The ACT Civil and Administrative Tribunal has rejected arguments, by husband and wife taxpayers, that they provided sufficient notice to the Commissioner of ACT Revenue, in relation to their land tax liabilities. It also found that there was no basis for remission of the penalty tax imposed.
The husband and wife taxpayers were the owners of a property that was rented out, from October 2011, which gave rise to a land tax obligation, until it was sold in September 2016. The Commissioner started an investigation on the property in August 2016 when the purchaser of the property requested a certificate of rates land tax and other charges. Subsequently in late August 2016, the Commissioner issued an assessment for land tax for $8,072.20, compromising land tax together with interest and penalty tax of $2,459.43.The taxpayer contend that they gave notice of the rental land status of the property to the Commissioner by posting a direct debit request with an accompanying letter dated 30 January 2014.

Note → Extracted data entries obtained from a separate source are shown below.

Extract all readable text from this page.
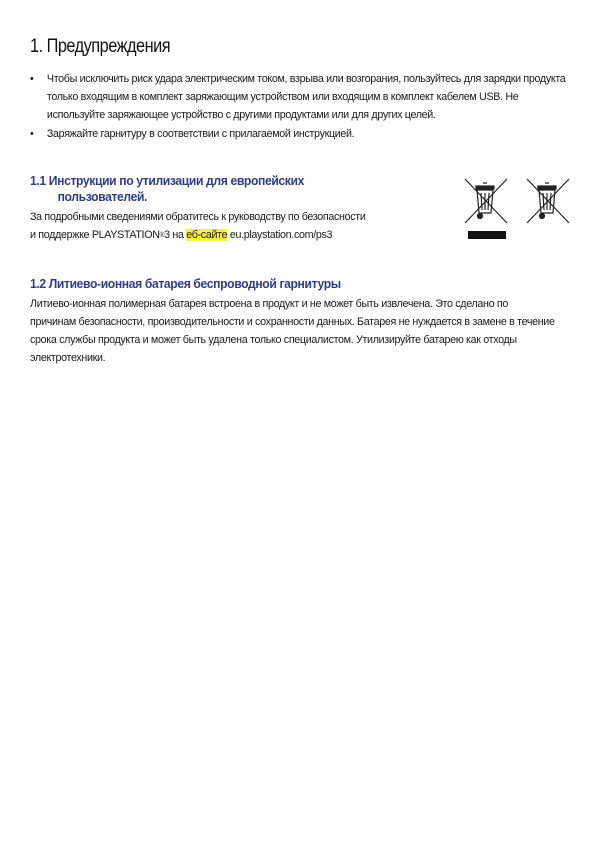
1. Предупреждения
• Чтобы исключить риск удара электрическим током, взрыва или возгорания, пользуйтесь для зарядки продукта только входящим в комплект заряжающим устройством или входящим в комплект кабелем USB. Не используйте заряжающее устройство с другими продуктами или для других целей.
• Заряжайте гарнитуру в соответствии с прилагаемой инструкцией.
1.1 Инструкции по утилизации для европейских
пользователей.

За подробными сведениями обратитесь к руководству по безопасности
и поддержке PLAYSTATION®3 на еб-сайте eu.playstation.com/ps3

1.2 Литиево-ионная батарея беспроводной гарнитуры

Литиево-ионная полимерная батарея встроена в продукт и не может быть извлечена. Это сделано по причинам безопасности, производительности и сохранности данных. Батарея не нуждается в замене в течение срока службы продукта и может быть удалена только специалистом. Утилизируйте батарею как отходы электротехники.
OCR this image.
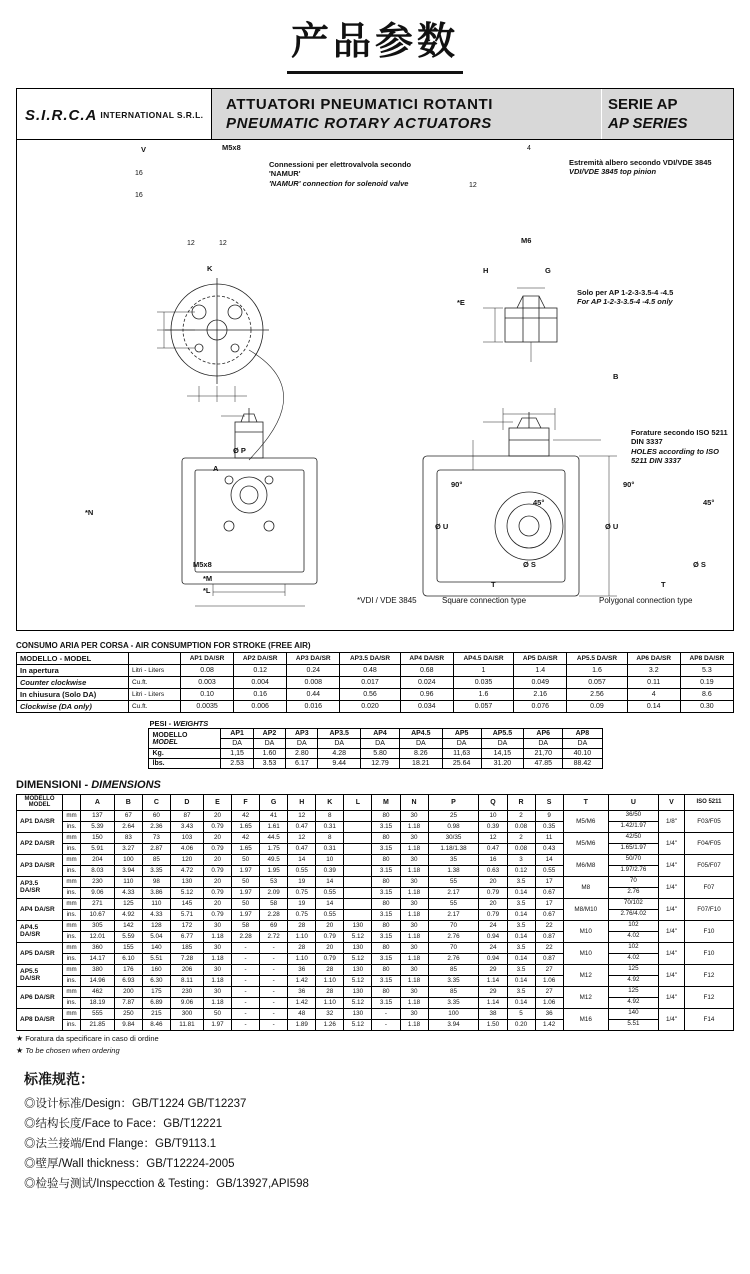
产品参数
S.I.R.C.A INTERNATIONAL S.R.L.
ATTUATORI PNEUMATICI ROTANTI
PNEUMATIC ROTARY ACTUATORS
SERIE AP
AP SERIES
Connessioni per elettrovalvola secondo 'NAMUR'
'NAMUR' connection for solenoid valve
Estremità albero secondo VDI/VDE 3845
VDI/VDE 3845 top pinion
Solo per AP 1-2-3-3.5-4 -4.5
For AP 1-2-3-3.5-4 -4.5 only
Forature secondo ISO 5211 DIN 3337
HOLES according to ISO 5211 DIN 3337
*VDI / VDE 3845	Square connection type	Polygonal connection type
V	M5x8
16
16
12	12
4
12
M6
K	H	G
*E
B
A
Ø P
90°
45°
Ø U
T
Ø S
90°
45°
Ø U
T
Ø S
*N
*M
*L
M5x8
CONSUMO ARIA PER CORSA - AIR CONSUMPTION FOR STROKE (FREE AIR)
MODELLO - MODEL		AP1 DA/SR	AP2 DA/SR	AP3 DA/SR	AP3.5 DA/SR	AP4 DA/SR	AP4.5 DA/SR	AP5 DA/SR	AP5.5 DA/SR	AP6 DA/SR	AP8 DA/SR
In apertura	Litri - Liters	0.08	0.12	0.24	0.48	0.68	1	1.4	1.6	3.2	5.3
Counter clockwise	Cu.ft.	0.003	0.004	0.008	0.017	0.024	0.035	0.049	0.057	0.11	0.19
In chiusura (Solo DA)	Litri - Liters	0.10	0.16	0.44	0.56	0.96	1.6	2.16	2.56	4	8.6
Clockwise (DA only)	Cu.ft.	0.0035	0.006	0.016	0.020	0.034	0.057	0.076	0.09	0.14	0.30
PESI - WEIGHTS
MODELLO
MODEL	AP1	AP2	AP3	AP3.5	AP4	AP4.5	AP5	AP5.5	AP6	AP8
	DA	DA	DA	DA	DA	DA	DA	DA	DA	DA
Kg.	1,15	1.60	2.80	4.28	5.80	8.26	11,63	14,15	21,70	40.10
lbs.	2.53	3.53	6.17	9.44	12.79	18.21	25.64	31.20	47.85	88.42
DIMENSIONI - DIMENSIONS
MODELLO
MODEL		A	B	C	D	E	F	G	H	K	L	M	N	P	Q	R	S	T	U	V	ISO 5211
AP1 DA/SR	mm	137	67	60	87	20	42	41	12	8		80	30	25	10	2	9	M5/M6	36/50	1/8"	F03/F05
	ins.	5.39	2.64	2.36	3.43	0.79	1.65	1.61	0.47	0.31		3.15	1.18	0.98	0.39	0.08	0.35		1.42/1.97		
AP2 DA/SR	mm	150	83	73	103	20	42	44.5	12	8		80	30	30/35	12	2	11	M5/M6	42/50	1/4"	F04/F05
	ins.	5.91	3.27	2.87	4.06	0.79	1.65	1.75	0.47	0.31		3.15	1.18	1.18/1.38	0.47	0.08	0.43		1.65/1.97		
AP3 DA/SR	mm	204	100	85	120	20	50	49.5	14	10		80	30	35	16	3	14	M6/M8	50/70	1/4"	F05/F07
	ins.	8.03	3.94	3.35	4.72	0.79	1.97	1.95	0.55	0.39		3.15	1.18	1.38	0.63	0.12	0.55		1.97/2.76		
AP3.5 DA/SR	mm	230	110	98	130	20	50	53	19	14		80	30	55	20	3.5	17	M8	70	1/4"	F07
	ins.	9.06	4.33	3.86	5.12	0.79	1.97	2.09	0.75	0.55		3.15	1.18	2.17	0.79	0.14	0.67		2.76		
AP4 DA/SR	mm	271	125	110	145	20	50	58	19	14		80	30	55	20	3.5	17	M8/M10	70/102	1/4"	F07/F10
	ins.	10.67	4.92	4.33	5.71	0.79	1.97	2.28	0.75	0.55		3.15	1.18	2.17	0.79	0.14	0.67		2.76/4.02		
AP4.5 DA/SR	mm	305	142	128	172	30	58	69	28	20	130	80	30	70	24	3.5	22	M10	102	1/4"	F10
	ins.	12.01	5.59	5.04	6.77	1.18	2.28	2.72	1.10	0.79	5.12	3.15	1.18	2.76	0.94	0.14	0.87		4.02		
AP5 DA/SR	mm	360	155	140	185	30	-	-	28	20	130	80	30	70	24	3.5	22	M10	102	1/4"	F10
	ins.	14.17	6.10	5.51	7.28	1.18	-	-	1.10	0.79	5.12	3.15	1.18	2.76	0.94	0.14	0.87		4.02		
AP5.5 DA/SR	mm	380	176	160	206	30	-	-	36	28	130	80	30	85	29	3.5	27	M12	125	1/4"	F12
	ins.	14.96	6.93	6.30	8.11	1.18	-	-	1.42	1.10	5.12	3.15	1.18	3.35	1.14	0.14	1.06		4.92		
AP6 DA/SR	mm	462	200	175	230	30	-	-	36	28	130	80	30	85	29	3.5	27	M12	125	1/4"	F12
	ins.	18.19	7.87	6.89	9.06	1.18	-	-	1.42	1.10	5.12	3.15	1.18	3.35	1.14	0.14	1.06		4.92		
AP8 DA/SR	mm	555	250	215	300	50	-	-	48	32	130	-	30	100	38	5	36	M16	140	1/4"	F14
	ins.	21.85	9.84	8.46	11.81	1.97	-	-	1.89	1.26	5.12	-	1.18	3.94	1.50	0.20	1.42		5.51		
★ Foratura da specificare in caso di ordine
★ To be chosen when ordering
标准规范：
◎设计标准/Design：GB/T1224 GB/T12237
◎结构长度/Face to Face：GB/T12221
◎法兰接端/End Flange：GB/T9113.1
◎壁厚/Wall thickness：GB/T12224-2005
◎检验与测试/Inspecction & Testing：GB/13927,API598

The Tribunal could not be satisfied, on the evidence, that the direct debit request and accompanying letter was sent, by the taxpayers, to the Commissioner on 30 January 2014. It also found that there was no basis for remission of penalty tax. Therefore, the Tribunal confirmed the decision of the Commissioner to disallow the taxpayer’s objection to penalty tax imposed on the land tax assessed
(Samani & Anor v Comr for ACT Revenue  ACAT 93, ACT Civil & Administrative Tribunal, Foley SM, 7 November 2017).